After that I’d finish off my victims with farm tools, (Gas powered ones when I felt really horny, hand powered pitchforks and scythes to maintain an allure of the classic.) make my furniture and various household ornaments from their remains, and use what can’t be made into a doorknob or towel rack as dinner.

Eventually, the authorities would get wind of the strange, creepy but apparently harmless bag lady that lives near route 71, alone with her ruined cattle, a remnant of her abusive and alcoholic husband’s farm.
I would be taken in, not without some resistance of course, preferably three or thirteen troopers dead in the result, and then someone would psychologically analyze me and thrown me in the slammer to be forgotten forever, except under the guise of countless cheesy horror films based on my story, which all claim to be based on a ’‘troo storeez’’.

Why?
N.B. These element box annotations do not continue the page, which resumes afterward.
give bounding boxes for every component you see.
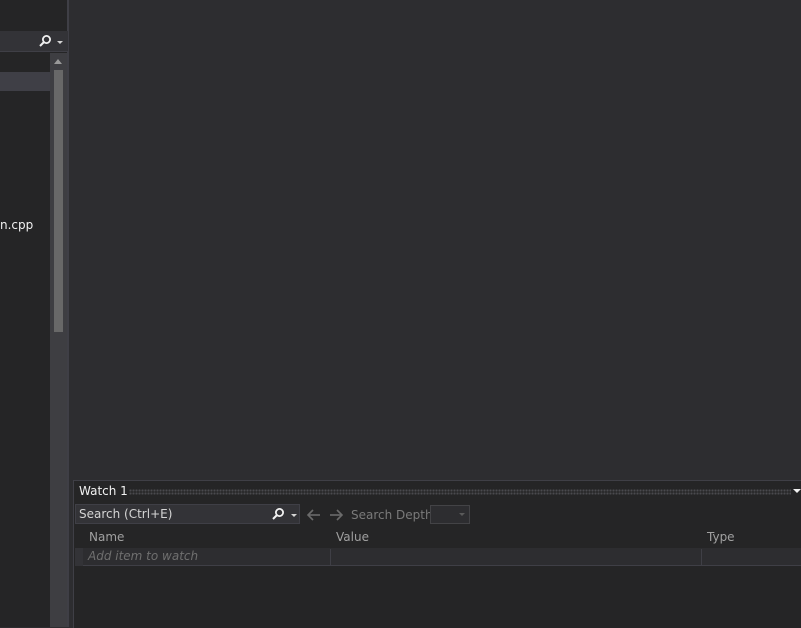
tree-selected-row[interactable] bbox=[0, 72, 50, 91]
window-menu-icon[interactable] bbox=[793, 487, 801, 495]
chevron-down-icon bbox=[459, 513, 465, 516]
title-bar-grip[interactable] bbox=[129, 489, 791, 495]
chevron-down-icon[interactable] bbox=[289, 507, 299, 521]
watch-window-title[interactable]: Watch 1 bbox=[79, 484, 128, 498]
arrow-left-icon[interactable] bbox=[306, 507, 322, 523]
watch-grid-body bbox=[75, 566, 801, 627]
scrollbar-thumb[interactable] bbox=[54, 70, 63, 332]
search-icon[interactable] bbox=[271, 507, 285, 521]
scroll-up-icon[interactable] bbox=[53, 57, 63, 65]
chevron-down-icon[interactable] bbox=[55, 34, 65, 48]
search-depth-label: Search Depth: bbox=[351, 508, 437, 522]
editor-area bbox=[69, 0, 801, 480]
column-header-value[interactable]: Value bbox=[336, 530, 369, 544]
arrow-right-icon[interactable] bbox=[328, 507, 344, 523]
row-gutter bbox=[75, 548, 83, 566]
watch-search-input[interactable] bbox=[77, 505, 269, 523]
tree-item-file[interactable]: n.cpp bbox=[0, 218, 33, 232]
column-header-type[interactable]: Type bbox=[707, 530, 735, 544]
add-watch-item[interactable]: Add item to watch bbox=[88, 549, 198, 563]
watch-grid-header bbox=[75, 528, 801, 548]
column-header-name[interactable]: Name bbox=[89, 530, 124, 544]
column-separator[interactable] bbox=[330, 549, 331, 566]
column-separator[interactable] bbox=[701, 549, 702, 566]
search-icon[interactable] bbox=[38, 34, 52, 48]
Cuz I like horror movies, and I always find myself rooting for the antagonist. I find that the presentation in flicks like The Texas Chainsaw Massacre or The Devil’s Rejects or again Wrong Turn to be artistic and clever, in its own way. Share the wealth man…even if I have to slit your fucking throat with rusty barbed wire.

But in real life, if a scenario like the multi slasher genre would occur, that would be fucking horrible and I’d want no part of it.

Realistically speaking, I’d just be arrested for owing too much money to government place or for shoplifting makeup from the drug store.

This answer was not meant to be this lengthy…got carried away perhaps?

wundayatta's avatar

@Symbeline I don’t think I’d like to be a character in one of your dreams.